Für mehr Sauberkeit in der Stadt

Viele Schritte verbessern das Stadtbild

Stadtbildpflege: Reinigungstrupp in der Innenstadt

Solingen soll sauberer werden - das haben sich in der Vergangenheit viele Bürgerinnen und Bürger gewünscht. Und für Besucher ist eine saubere Stadt einladend und attraktiv. Also wirkt sich das Erscheinungsbild auch auf die Wirtschaftskraft aus.

Vor diesem Hintergrund wurden in den vergangenen Monaten eine Reihe von Maßnahmen auf den Weg gebracht, die vor allem in den zentralen Bereichen von Solingen-Mitte, Ohligs und Wald für mehr Sauberkeit sorgen. So reinigen dort Mitarbeiter der Technischen Betriebe die Gehwege, seit April sogar im Schichtbetrieb.

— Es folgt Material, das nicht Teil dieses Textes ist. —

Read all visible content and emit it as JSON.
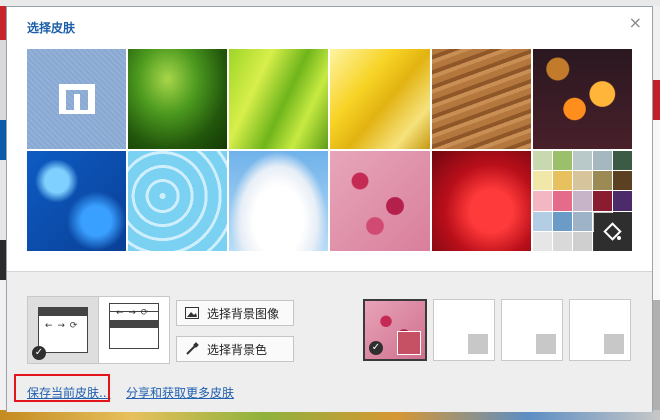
{
  "dialog": {
    "title": "选择皮肤",
    "close_glyph": "×"
  },
  "skins": [
    {
      "name": "maxthon-logo"
    },
    {
      "name": "grass"
    },
    {
      "name": "green-stripes"
    },
    {
      "name": "yellow-leaf"
    },
    {
      "name": "sand-dunes"
    },
    {
      "name": "orange-bokeh"
    },
    {
      "name": "blue-water"
    },
    {
      "name": "cyan-cells"
    },
    {
      "name": "white-clouds"
    },
    {
      "name": "pink-blossom"
    },
    {
      "name": "red-petal"
    },
    {
      "name": "color-palette"
    }
  ],
  "palette_colors": [
    "#c8d9b0",
    "#9bbf6a",
    "#b9c8c9",
    "#a5b7bf",
    "#3d5a45",
    "#f1e7a8",
    "#e7c15d",
    "#d6c49c",
    "#9c8a55",
    "#5b4022",
    "#f3b6c2",
    "#e56b8a",
    "#c8b4c9",
    "#8a1c32",
    "#4b2b6a",
    "#b3cde5",
    "#6b9cc7",
    "#9fb3c8",
    "#c7c7c7",
    "#2f2f2f",
    "#e6e6e6",
    "#d9d9d9",
    "#cfcfcf",
    "#3a3a3a",
    "#2a2a2a"
  ],
  "footer": {
    "buttons": {
      "bg_image": "选择背景图像",
      "bg_color": "选择背景色"
    },
    "links": {
      "save_current": "保存当前皮肤...",
      "share_more": "分享和获取更多皮肤"
    }
  },
  "colors": {
    "accent": "#1c5fa8",
    "link": "#2160b0",
    "highlight": "#e2141c"
  }
}
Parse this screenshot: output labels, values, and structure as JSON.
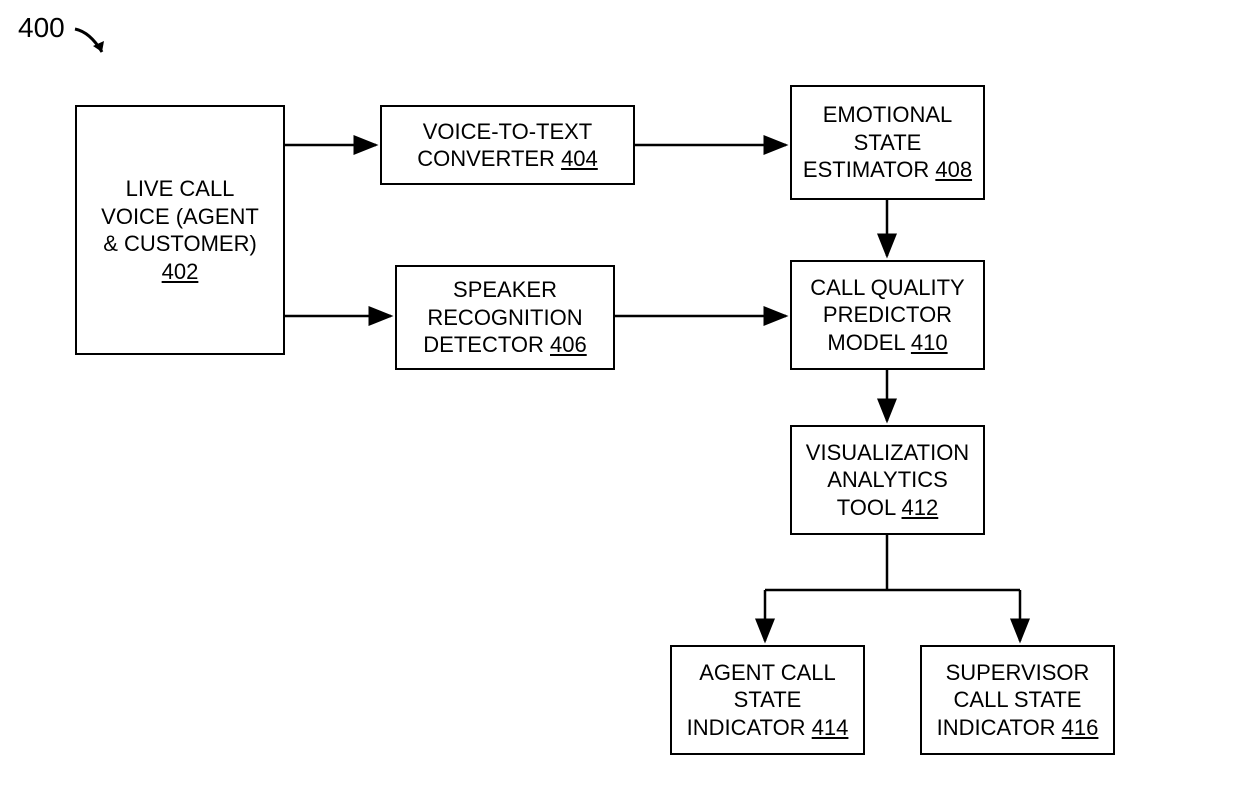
{
  "figure": {
    "number": "400"
  },
  "boxes": {
    "b402": {
      "line1": "LIVE CALL",
      "line2": "VOICE (AGENT",
      "line3": "& CUSTOMER)",
      "ref": "402"
    },
    "b404": {
      "line1": "VOICE-TO-TEXT",
      "line2_prefix": "CONVERTER ",
      "ref": "404"
    },
    "b406": {
      "line1": "SPEAKER",
      "line2": "RECOGNITION",
      "line3_prefix": "DETECTOR ",
      "ref": "406"
    },
    "b408": {
      "line1": "EMOTIONAL",
      "line2": "STATE",
      "line3_prefix": "ESTIMATOR ",
      "ref": "408"
    },
    "b410": {
      "line1": "CALL QUALITY",
      "line2": "PREDICTOR",
      "line3_prefix": "MODEL ",
      "ref": "410"
    },
    "b412": {
      "line1": "VISUALIZATION",
      "line2": "ANALYTICS",
      "line3_prefix": "TOOL ",
      "ref": "412"
    },
    "b414": {
      "line1": "AGENT CALL",
      "line2": "STATE",
      "line3_prefix": "INDICATOR ",
      "ref": "414"
    },
    "b416": {
      "line1": "SUPERVISOR",
      "line2": "CALL STATE",
      "line3_prefix": "INDICATOR ",
      "ref": "416"
    }
  }
}
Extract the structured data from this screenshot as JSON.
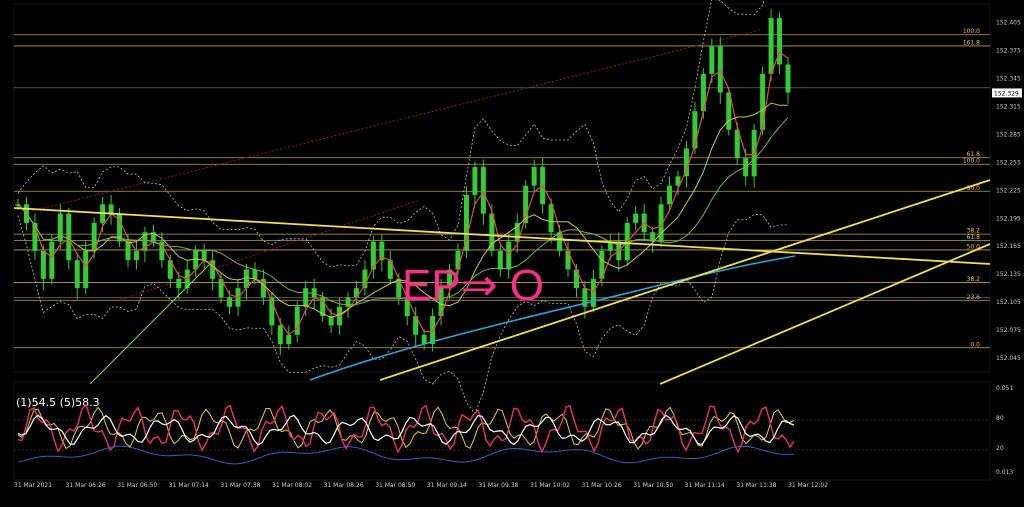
{
  "chart_data": {
    "type": "line",
    "symbol_note": "",
    "y_axis_labels": [
      "152.405",
      "152.375",
      "152.345",
      "152.315",
      "152.285",
      "152.255",
      "152.225",
      "152.195",
      "152.165",
      "152.135",
      "152.105",
      "152.075",
      "152.045"
    ],
    "ylim": [
      152.03,
      152.425
    ],
    "x_labels": [
      "31 Mar 2021",
      "31 Mar 06:26",
      "31 Mar 06:50",
      "31 Mar 07:14",
      "31 Mar 07:38",
      "31 Mar 08:02",
      "31 Mar 08:26",
      "31 Mar 08:50",
      "31 Mar 09:14",
      "31 Mar 09:38",
      "31 Mar 10:02",
      "31 Mar 10:26",
      "31 Mar 10:50",
      "31 Mar 11:14",
      "31 Mar 11:38",
      "31 Mar 12:02"
    ],
    "current_price": "152.329",
    "fib_levels": [
      {
        "label": "100.0",
        "value": 152.392
      },
      {
        "label": "161.8",
        "value": 152.38
      },
      {
        "label": "61.8",
        "value": 152.26
      },
      {
        "label": "100.0",
        "value": 152.253
      },
      {
        "label": "50.0",
        "value": 152.224
      },
      {
        "label": "38.2",
        "value": 152.178
      },
      {
        "label": "61.8",
        "value": 152.171
      },
      {
        "label": "50.0",
        "value": 152.161
      },
      {
        "label": "38.2",
        "value": 152.126
      },
      {
        "label": "23.6",
        "value": 152.107
      },
      {
        "label": "0.0",
        "value": 152.056
      }
    ],
    "price_series": [
      152.21,
      152.19,
      152.16,
      152.13,
      152.17,
      152.2,
      152.15,
      152.12,
      152.16,
      152.19,
      152.21,
      152.2,
      152.17,
      152.15,
      152.16,
      152.18,
      152.17,
      152.15,
      152.13,
      152.12,
      152.14,
      152.16,
      152.15,
      152.13,
      152.11,
      152.1,
      152.12,
      152.14,
      152.13,
      152.11,
      152.08,
      152.06,
      152.07,
      152.1,
      152.12,
      152.11,
      152.09,
      152.08,
      152.1,
      152.11,
      152.12,
      152.14,
      152.17,
      152.15,
      152.13,
      152.11,
      152.09,
      152.07,
      152.06,
      152.09,
      152.12,
      152.14,
      152.16,
      152.22,
      152.25,
      152.2,
      152.16,
      152.14,
      152.17,
      152.19,
      152.23,
      152.25,
      152.21,
      152.18,
      152.16,
      152.14,
      152.12,
      152.1,
      152.13,
      152.16,
      152.17,
      152.15,
      152.19,
      152.2,
      152.18,
      152.17,
      152.21,
      152.23,
      152.24,
      152.27,
      152.31,
      152.35,
      152.38,
      152.33,
      152.29,
      152.26,
      152.24,
      152.29,
      152.35,
      152.41,
      152.36,
      152.33
    ],
    "osc_labels": "(1)54.5 (5)58.3",
    "osc_axis_labels": [
      "0.051",
      "80",
      "20",
      "0.013"
    ],
    "annotation_text": "EP⇒ O",
    "colors": {
      "background": "#000000",
      "candle": "#33cc33",
      "fib": "#e0c040",
      "trendline": "#f0e050",
      "ma_fast": "#e0502a",
      "ma_mid": "#c8c840",
      "ma_slow": "#7ab040",
      "ma_long": "#29a3d9",
      "bands": "#bdbdbd",
      "channel": "#8a1f1f",
      "osc_fast": "#e83070",
      "osc_white": "#ffffff",
      "osc_yellow": "#e8d020",
      "osc_blue": "#3060c0",
      "annotation": "#ff2d8a"
    }
  }
}
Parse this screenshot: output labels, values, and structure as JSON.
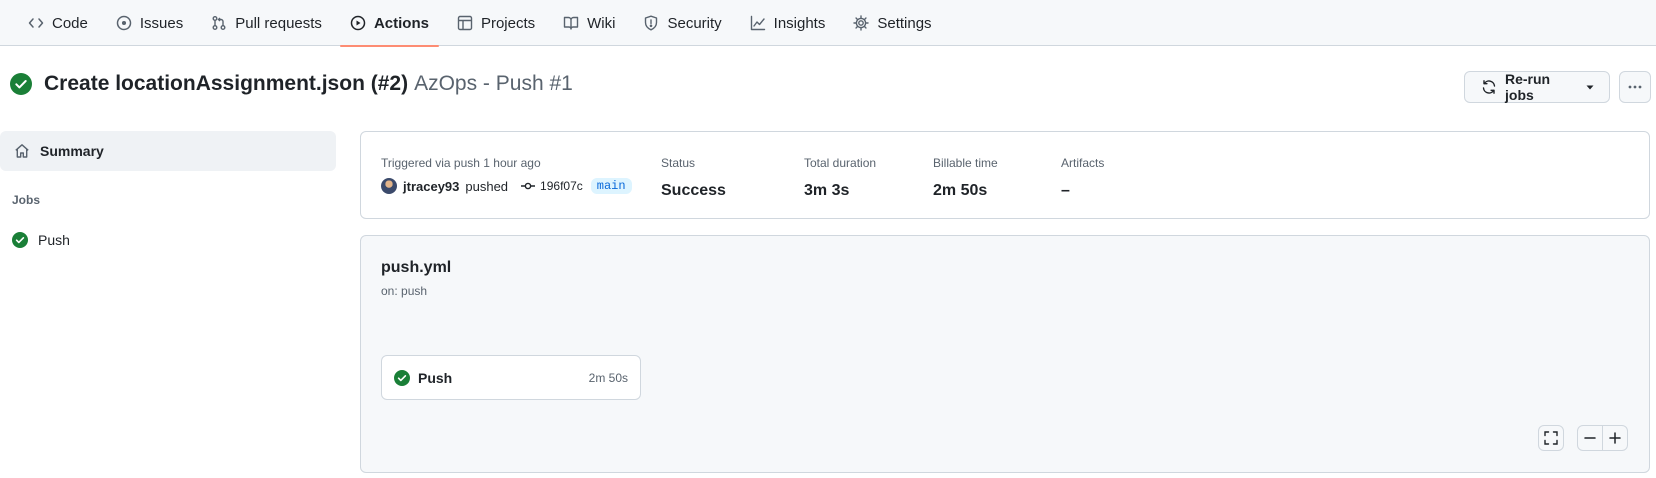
{
  "nav": {
    "tabs": [
      {
        "label": "Code",
        "icon": "code-icon"
      },
      {
        "label": "Issues",
        "icon": "issue-opened-icon"
      },
      {
        "label": "Pull requests",
        "icon": "git-pull-request-icon"
      },
      {
        "label": "Actions",
        "icon": "play-icon",
        "active": true
      },
      {
        "label": "Projects",
        "icon": "table-icon"
      },
      {
        "label": "Wiki",
        "icon": "book-icon"
      },
      {
        "label": "Security",
        "icon": "shield-icon"
      },
      {
        "label": "Insights",
        "icon": "graph-icon"
      },
      {
        "label": "Settings",
        "icon": "gear-icon"
      }
    ]
  },
  "run": {
    "title": "Create locationAssignment.json (#2)",
    "subtitle": "AzOps - Push #1",
    "status_icon": "check-circle-fill-icon",
    "rerun_label": "Re-run jobs"
  },
  "sidebar": {
    "summary_label": "Summary",
    "jobs_heading": "Jobs",
    "jobs": [
      {
        "label": "Push",
        "status": "success"
      }
    ]
  },
  "summary": {
    "triggered": "Triggered via push 1 hour ago",
    "user": "jtracey93",
    "verb": "pushed",
    "commit": "196f07c",
    "branch": "main",
    "status_label": "Status",
    "status_value": "Success",
    "duration_label": "Total duration",
    "duration_value": "3m 3s",
    "billable_label": "Billable time",
    "billable_value": "2m 50s",
    "artifacts_label": "Artifacts",
    "artifacts_value": "–"
  },
  "workflow": {
    "file": "push.yml",
    "trigger": "on: push",
    "job": {
      "name": "Push",
      "duration": "2m 50s"
    }
  },
  "colors": {
    "success": "#1a7f37",
    "accent_underline": "#fd8c73",
    "link": "#0969da",
    "muted": "#59636e",
    "border": "#d0d7de"
  }
}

Mehr Kontrolle, Verstärkung fürs Team

In den Zentren von Solingen-Mitte, Ohligs und Wald werden seither Papierkörbe, die nach der turnusmäßigen Reinigung wieder überquellen, montags bis samstags vor Arbeitsende noch einmal kontrolliert und bei Bedarf geleert.

Das Team der Stadtbildpflege wurde Mitte 2016 bereits um zwei Mitarbeiter verstärkt. Sie haben die Aufgabe übernommen, beispielsweise Bänke, Denkmäler oder Stelen zu reinigen.

Auch Gehwege werden gereinigt

Diese Maßnahmen allein reichen jedoch noch nicht aus, um das Stadtbild nachhaltig zu verbessern. Der Stadtrat hat deshalb im Dezember 2016 beschlossen, die Reinigung der stark verschmutzten Gehwege in den Kernzonen von Mitte, Ohligs und Wald neu zu organiseren. Während bisher die Anlieger dafür zuständig waren, wurde die Aufgabe nun den Technischen Betrieben übertragen und sechs neue Mitarbeiter dafür eingestellt. In allen anderen Bereichen gilt auch weiterhin: Jeder kümmert sich vor der eigenen Tür.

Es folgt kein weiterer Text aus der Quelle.